Content uploaded by Khaled Elleithy
Author content
All content in this area was uploaded by Khaled Elleithy on Dec 18, 2013
Content may be subject to copyright.
Novel Steganography over HTML Code
Ammar Odeh, Khaled Elleithy, Miad Faezipour, and Eman Abdelfattah
Department of Computer Science & Engineering,
University of Bridgeport
Bridgeport, CT 06604, USA
{aodeh, elleithy, faezipour, eman}@bridgeport.edu
Abstract—Different security strategies have been developed
to protect the transfer of information between users. This has
become especially important after the tremendous growth of
internet use. Encryption techniques convert readable data into
a ciphered form. Other techniques hide the message in another
file, and some powerful techniques combine hiding and
encryption concepts. In this paper, a new security algorithm is
presented by using Steganography over HTML pages. Hiding
the information inside Html page code comments and
employing encryption, can enhance the possibility to discover
the hidden data. The proposed algorithm applies some
statistical concepts to create a frequency array to determine
the occurrence frequency of each character. The encryption
step depends on two simple logical operations to change the
data form to increase the complexity of the hiding process. The
last step is to embed the encrypted data as comments inside the
HTML page. This new algorithm comes with many
advantages, such as generality, applicability to different
spoken languages, and can be extended to other Web
programming pages such as XML, ASP.
Key words—Steganography, Carrier file, Encryption, HTML
code,
I. INTRODUCTION
The rapid growth of the Internet has led to the increasing
demand for security mechanisms to facilities the
transformation of sensitive information through different
networks. Since the Internet is a public media used to
transfer information between different parties [1], hackers
can exploit the messages’ contents between communicating
parties. On the other hand, different methods have been
developed to prohibit an attempt to break or expose actual
messages. Encryption algorithms reported in literature
protect sensitive information by converting plaintext into
ciphertext. Modern encryption algorithms depend on
sophisticated mathematical operations to change the
information form. Other techniques depend on concealing
the message existence, which is called Steganography [2].
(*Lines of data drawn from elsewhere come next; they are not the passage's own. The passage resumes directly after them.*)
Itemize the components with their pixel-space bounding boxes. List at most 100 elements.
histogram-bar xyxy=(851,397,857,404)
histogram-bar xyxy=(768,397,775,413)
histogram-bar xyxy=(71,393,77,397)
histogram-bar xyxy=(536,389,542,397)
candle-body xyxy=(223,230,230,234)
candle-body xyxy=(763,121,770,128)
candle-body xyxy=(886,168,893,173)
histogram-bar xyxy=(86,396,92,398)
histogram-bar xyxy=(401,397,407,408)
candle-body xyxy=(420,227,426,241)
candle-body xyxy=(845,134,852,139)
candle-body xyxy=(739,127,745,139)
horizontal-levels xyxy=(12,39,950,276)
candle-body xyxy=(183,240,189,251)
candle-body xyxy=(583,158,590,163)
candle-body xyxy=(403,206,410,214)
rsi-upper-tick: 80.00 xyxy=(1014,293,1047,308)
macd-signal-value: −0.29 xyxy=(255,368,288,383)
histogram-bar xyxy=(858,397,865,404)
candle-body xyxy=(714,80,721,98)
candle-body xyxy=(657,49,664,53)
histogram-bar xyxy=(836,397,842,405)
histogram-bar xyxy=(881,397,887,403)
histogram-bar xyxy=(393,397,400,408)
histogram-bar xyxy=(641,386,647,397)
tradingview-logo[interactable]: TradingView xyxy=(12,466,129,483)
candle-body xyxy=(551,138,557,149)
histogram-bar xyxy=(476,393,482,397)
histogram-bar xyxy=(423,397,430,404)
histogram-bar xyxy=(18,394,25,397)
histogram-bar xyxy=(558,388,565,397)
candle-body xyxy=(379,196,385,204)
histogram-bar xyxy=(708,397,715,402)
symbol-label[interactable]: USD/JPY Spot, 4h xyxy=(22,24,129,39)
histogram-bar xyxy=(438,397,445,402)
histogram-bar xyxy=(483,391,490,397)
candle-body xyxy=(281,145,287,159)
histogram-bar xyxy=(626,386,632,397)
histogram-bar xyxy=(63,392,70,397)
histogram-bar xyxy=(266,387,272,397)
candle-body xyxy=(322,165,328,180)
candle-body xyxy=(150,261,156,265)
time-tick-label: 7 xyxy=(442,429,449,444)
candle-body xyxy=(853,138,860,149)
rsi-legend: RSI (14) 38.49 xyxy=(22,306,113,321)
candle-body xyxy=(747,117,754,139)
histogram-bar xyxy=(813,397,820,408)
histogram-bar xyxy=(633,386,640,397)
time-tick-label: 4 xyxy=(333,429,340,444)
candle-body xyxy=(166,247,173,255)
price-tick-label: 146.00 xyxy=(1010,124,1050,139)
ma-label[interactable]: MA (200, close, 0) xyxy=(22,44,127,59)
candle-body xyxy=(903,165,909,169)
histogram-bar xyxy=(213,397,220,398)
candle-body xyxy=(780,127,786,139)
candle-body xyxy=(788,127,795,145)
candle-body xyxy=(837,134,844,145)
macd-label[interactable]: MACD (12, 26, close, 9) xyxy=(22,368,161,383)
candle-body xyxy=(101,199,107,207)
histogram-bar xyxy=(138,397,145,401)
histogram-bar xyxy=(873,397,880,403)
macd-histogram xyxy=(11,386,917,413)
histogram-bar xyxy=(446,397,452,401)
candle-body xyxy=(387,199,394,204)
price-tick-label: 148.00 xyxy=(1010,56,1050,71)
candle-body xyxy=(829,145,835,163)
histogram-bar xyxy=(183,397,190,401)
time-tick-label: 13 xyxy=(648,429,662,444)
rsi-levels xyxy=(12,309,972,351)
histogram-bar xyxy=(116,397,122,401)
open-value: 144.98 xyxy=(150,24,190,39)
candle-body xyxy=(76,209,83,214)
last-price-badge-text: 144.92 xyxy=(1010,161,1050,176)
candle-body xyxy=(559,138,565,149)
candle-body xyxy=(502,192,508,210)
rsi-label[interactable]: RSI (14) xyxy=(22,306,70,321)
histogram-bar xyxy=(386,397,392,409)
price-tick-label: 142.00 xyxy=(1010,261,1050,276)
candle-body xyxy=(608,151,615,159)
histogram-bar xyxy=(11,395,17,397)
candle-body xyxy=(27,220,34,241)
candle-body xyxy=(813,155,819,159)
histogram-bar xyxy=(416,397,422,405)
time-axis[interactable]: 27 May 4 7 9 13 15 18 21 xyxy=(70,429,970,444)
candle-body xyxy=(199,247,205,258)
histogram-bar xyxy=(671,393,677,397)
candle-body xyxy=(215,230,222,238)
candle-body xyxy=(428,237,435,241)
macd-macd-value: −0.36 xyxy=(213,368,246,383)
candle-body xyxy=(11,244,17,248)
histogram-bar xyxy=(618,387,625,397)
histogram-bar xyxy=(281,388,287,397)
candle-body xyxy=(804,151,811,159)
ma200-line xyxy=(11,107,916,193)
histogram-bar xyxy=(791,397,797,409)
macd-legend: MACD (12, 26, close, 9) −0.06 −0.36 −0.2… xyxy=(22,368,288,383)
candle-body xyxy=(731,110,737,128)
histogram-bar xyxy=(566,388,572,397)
As Figure 1 shows, Steganography consists of three main
components; embedding algorithm, carrier file and the
hidden message.
Figure 1.Embedding Algorithm
The carrier file plays an important role in designing
steganography algorithms. Image , audio, video, and text are
different media used frequently over the Internet[3]. Each of
these carrier files types has certain characteristics that enable
the user to insert the data inside. Image files are the most
widely used files as carrier files which contain high ratio of
data frequency [4]. On the other hand, it is not easy to use
the same image to hide different messages, since comparing
similar images may allow attackers to expose the concealed
data. Audio files are represented as sine or cosine waves.
Some techniques suggest to shift the phase to hide zero’s and
one’s [5]. Text files represent the most difficult carrier files,
since text files contain little redundant data compared to
other carriers [6].
Text Steganography is classified into different categories.
One of the most popular text Steganography methods is
semantic Steganography [7]. This technique makes use of
synonyms in the same language or similar languages such as
American English and British English. This is done by
creating a dictionary of synonyms and exchanging words to
pass zero or one. Other categories hide data depending on the
language syntax. This is known as the earliest techniques
that employ the physical format of text to conceal
information. Other scenarios employ linguistic properties to
hide data and depend on the file generation to convey the
information [8].
In section II of this paper, prior work is presented and
compared. The proposed algorithm is discussed in section
III. Experimentation and results are demonstrated in section
IV. The algorithm is analyzed in section V. Finally, section
VI offers conclusions.
II. PRIOR WORKS
HTML or Hyper Text Markup Language is the basic
programming language for web pages, which can be
combined with other languages such as Macromedia Flash
and Java Script for animation goals [9]. Moreover, HTML
does not need special software for programming. Most of the
new web programming languages are based on HTML
concepts. Generally, HTML is used to create the static part
of websites. HTML code consists of two parts; i) tag which
is surrounded by angle parentheses (< >), and ii) the
information between tags. Internet browsers only display the
content without tags, since tags control the appearance of the
web page content. Tags order the page organization and
design, and are not-case sensitive.
HTML represents the source code of a web page.
However, Internet users are only concerned about the web-
page information. Based on this hypothesis, most
Steganography algorithms over web pages deal with the
coding of the web page and not the page’s information.
In [10], a text Steganography was presented by using HTML
files. Authors classified HTML into two categories; primary
attributes and secondary attributes. If a secondary attribute is
followed by a primary attribute, then a 0 bit is detected, else
a 1 is detected. The authors suggested applying two steps.
The first step is encryption to improve the message security.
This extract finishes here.